In the public health journal The Lancet, a group of doctors including an MD, psychologist, and public health PhDs, define two key components of sexual wellbeing as "self-determination in one's sex life" and "comfort with sexuality." For one person, that comfort might mean Sephora's approach to treating sex toys as a part of wellness resonates. Another person might prefer going to sex shops. Someone else may not care all that much about sex, and no approach is inherently healthier than the other.

So, maybe Sephora's website doesn't need to scream masturbation. When it comes to destigmatizing and exploring sexual pleasure in our culture, the idea that there's one way to go might not reflect the reality that sex is highly individualized.

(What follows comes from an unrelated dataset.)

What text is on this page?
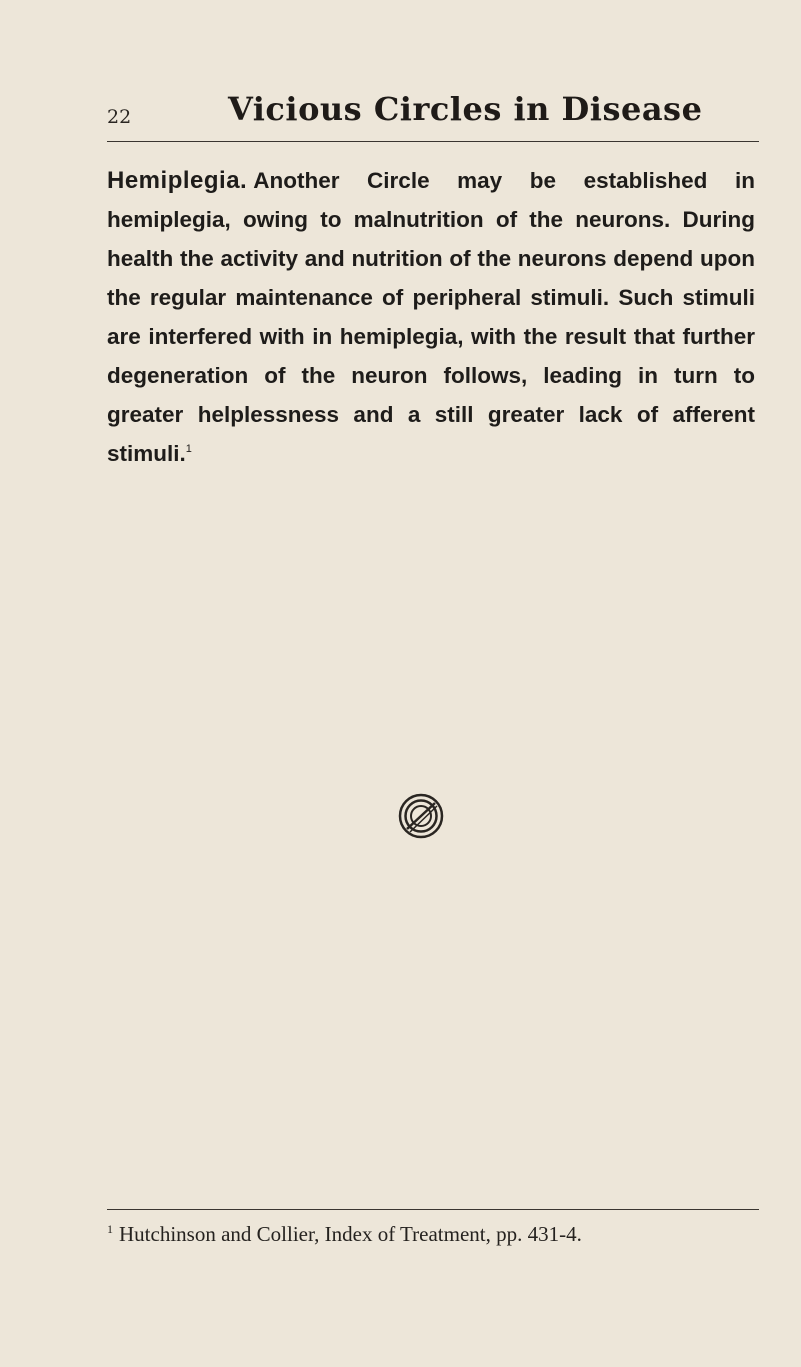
22	Vicious Circles in Disease
Hemiplegia. Another Circle may be established in hemiplegia, owing to malnutrition of the neurons. During health the activity and nutrition of the neurons depend upon the regular maintenance of peripheral stimuli. Such stimuli are interfered with in hemiplegia, with the result that further degeneration of the neuron follows, leading in turn to greater helplessness and a still greater lack of afferent stimuli.$^1$
$^1$ Hutchinson and Collier, Index of Treatment, pp. 431-4.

So, yes, let's remain critical of how large retailers capitalize on sex products and human desire, and let's remain aware that "wellness" can easily veer into a weird self-optimization land. But let's also remember that any singular force that claims to have The Answer when it comes to sexual pleasure is probably missing a large piece of the puzzle. Caring about your own wellness might just mean wanting to find your own way to treat yourself well. And having more widely available options for pleasure — well, that makes us feel good.